REP. RYAN: Jack Kennedy lowered tax rates, increased growth. Ronald Reagan —
VICE PRESIDENT BIDEN: Oh, now you're Jack Kennedy.
REP. RYAN: Ronald Reagan — (laughter) — (chuckles) — Republicans and Democrats —
VICE PRESIDENT BIDEN: This is amazing.
So, what are the facts? Well, first of all, Kennedy did not technically pass a tax cut. He proposed it, but he was killed before it passed. Nevertheless it was Kennedy’s economic team that put it together, and Kennedy who decided to proceed with it. Johnson made passing it his first order of business.
It did cut rates, and it did spur growth (although there was a credit crunch in 1966 and a mini-recession later). But the key point is this: It was not a supply-side cut.

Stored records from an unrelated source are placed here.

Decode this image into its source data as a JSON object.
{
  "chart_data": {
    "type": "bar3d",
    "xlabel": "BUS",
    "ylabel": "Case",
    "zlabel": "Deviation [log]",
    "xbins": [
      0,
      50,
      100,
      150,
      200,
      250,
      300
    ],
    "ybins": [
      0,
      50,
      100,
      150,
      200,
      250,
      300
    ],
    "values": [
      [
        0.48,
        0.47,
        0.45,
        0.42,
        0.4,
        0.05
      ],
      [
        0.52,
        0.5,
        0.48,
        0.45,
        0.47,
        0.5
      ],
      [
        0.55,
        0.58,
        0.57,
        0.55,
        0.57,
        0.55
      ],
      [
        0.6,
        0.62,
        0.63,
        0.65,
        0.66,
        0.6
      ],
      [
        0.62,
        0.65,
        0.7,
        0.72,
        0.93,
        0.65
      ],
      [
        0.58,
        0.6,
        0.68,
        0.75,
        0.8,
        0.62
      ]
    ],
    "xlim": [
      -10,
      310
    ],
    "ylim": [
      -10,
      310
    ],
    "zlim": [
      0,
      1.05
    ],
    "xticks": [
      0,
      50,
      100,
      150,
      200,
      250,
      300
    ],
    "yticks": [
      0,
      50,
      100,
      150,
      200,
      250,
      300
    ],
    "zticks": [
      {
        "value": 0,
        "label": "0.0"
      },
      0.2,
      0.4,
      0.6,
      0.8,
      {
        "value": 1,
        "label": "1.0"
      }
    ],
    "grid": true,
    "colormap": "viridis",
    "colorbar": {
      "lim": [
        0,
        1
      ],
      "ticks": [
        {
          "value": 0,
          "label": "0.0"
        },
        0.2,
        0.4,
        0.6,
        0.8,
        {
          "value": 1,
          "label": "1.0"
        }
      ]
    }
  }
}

It was a demand-side cut. The historian David Greenberg explained the difference well and thoroughly in a 2004 Slate article:
A demand-side cut rests on the Keynesian theory that public consumption spurs economic activity. Government puts money in people's hands, as a temporary measure, so that they'll spend it. A supply-side cut sees business investment as the key to growth. Government gives money to businesses and wealthy individuals to invest, ultimately benefiting all Americans. Back in the early 1960s, tax cutting was as contentious as it is today, but it was liberal demand-siders who were calling for the cuts and generating the controversy.
You should read Greenberg’s piece. I think he’s a little too generous to supply-siders of our time, is my only quibble. I don’t think they have any business at all invoking JFK. He reduced the top marginal rate, all right, but as Greenberg notes, only from 91 to 77 percent. I don’t think that would impress Grover Norquist. And Kennedy was intent on passing a spending stimulus as well, which he wanted to put through after passing the tax cut (doing the latter first only as political necessity).

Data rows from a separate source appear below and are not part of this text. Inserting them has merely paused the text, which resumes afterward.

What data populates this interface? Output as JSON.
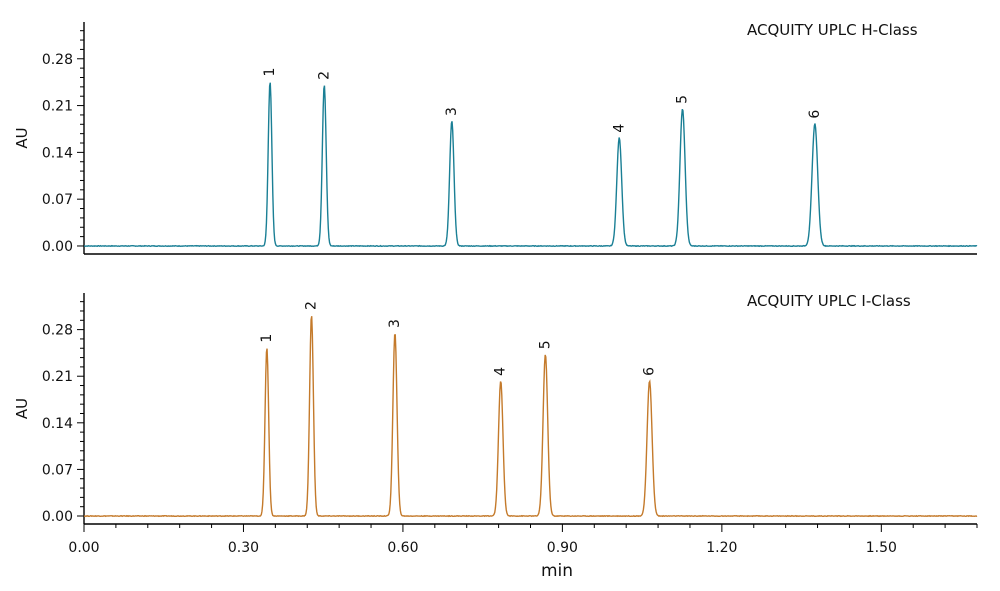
{
  "chart_data": {
    "type": "line",
    "xlabel": "min",
    "xlim": [
      0.0,
      1.68
    ],
    "x_ticks": [
      "0.00",
      "0.30",
      "0.60",
      "0.90",
      "1.20",
      "1.50"
    ],
    "x_tick_values": [
      0.0,
      0.3,
      0.6,
      0.9,
      1.2,
      1.5
    ],
    "panels": [
      {
        "title": "ACQUITY UPLC H-Class",
        "ylabel": "AU",
        "ylim": [
          -0.012,
          0.335
        ],
        "y_ticks": [
          "0.00",
          "0.07",
          "0.14",
          "0.21",
          "0.28"
        ],
        "y_tick_values": [
          0.0,
          0.07,
          0.14,
          0.21,
          0.28
        ],
        "color": "#1a7f95",
        "peaks": [
          {
            "label": "1",
            "x": 0.35,
            "y": 0.246
          },
          {
            "label": "2",
            "x": 0.452,
            "y": 0.241
          },
          {
            "label": "3",
            "x": 0.692,
            "y": 0.187
          },
          {
            "label": "4",
            "x": 1.007,
            "y": 0.162
          },
          {
            "label": "5",
            "x": 1.126,
            "y": 0.205
          },
          {
            "label": "6",
            "x": 1.375,
            "y": 0.183
          }
        ],
        "baseline": 0.0
      },
      {
        "title": "ACQUITY UPLC I-Class",
        "ylabel": "AU",
        "ylim": [
          -0.012,
          0.335
        ],
        "y_ticks": [
          "0.00",
          "0.07",
          "0.14",
          "0.21",
          "0.28"
        ],
        "y_tick_values": [
          0.0,
          0.07,
          0.14,
          0.21,
          0.28
        ],
        "color": "#c47a2b",
        "peaks": [
          {
            "label": "1",
            "x": 0.344,
            "y": 0.253
          },
          {
            "label": "2",
            "x": 0.428,
            "y": 0.302
          },
          {
            "label": "3",
            "x": 0.585,
            "y": 0.275
          },
          {
            "label": "4",
            "x": 0.784,
            "y": 0.203
          },
          {
            "label": "5",
            "x": 0.868,
            "y": 0.243
          },
          {
            "label": "6",
            "x": 1.064,
            "y": 0.203
          }
        ],
        "baseline": 0.0
      }
    ]
  }
}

Bottom line: What Kennedy was doing was demand-side stimulus—putting money into the middle class’ hands to drive consumption, not (chiefly) into the wealthy’s hands or businesses’ hands.
Now we move forward to Reagan. He of course cut tax cuts massively in 1986—from 16 rates to five, with the top marginal rate dropping from 50 percent to 38.5 percent (although the dollars-earned threshold for paying the top rate was lowered considerably; see here).But the story is more complicated—for example, and this is very interesting, effective corporate tax rates actually spiked under Reagan. And, of course, he increased payroll taxes by 40 percent in the 1983 Social Security deal (from 4.2 percent of salary to 6.2 percent).
Generally speaking in Reagan’s second term, yes, there was healthy growth. But something else grew: deficits. Massively. And while revenues went up, well, revenues to the federal government have gone up in every decade since the Depression. They actually went up less in the 80s than most other decades. Certainly far less than in the 1990s, when Bill Clinton raised taxes. See this and this for explanations.
Obama needs to be on top of all this. He needs a good strong rebuttal on Kennedy. An answer on Reagan. And this is the context in which he needs to bring up Bush. The Bush experience is by far the freshest one for most voters, and it shows that this aggressive tax-cutting no longer works the way conservatives say it does. It failed. It...doesn’t...work. It helped bring on our calamity. And Romney-Ryan want to do it again.
That’s the key point. Biden, as effective as he was in some ways, didn’t quite do that. Obama must, and part of doing it effectively is knowing and communicating this history.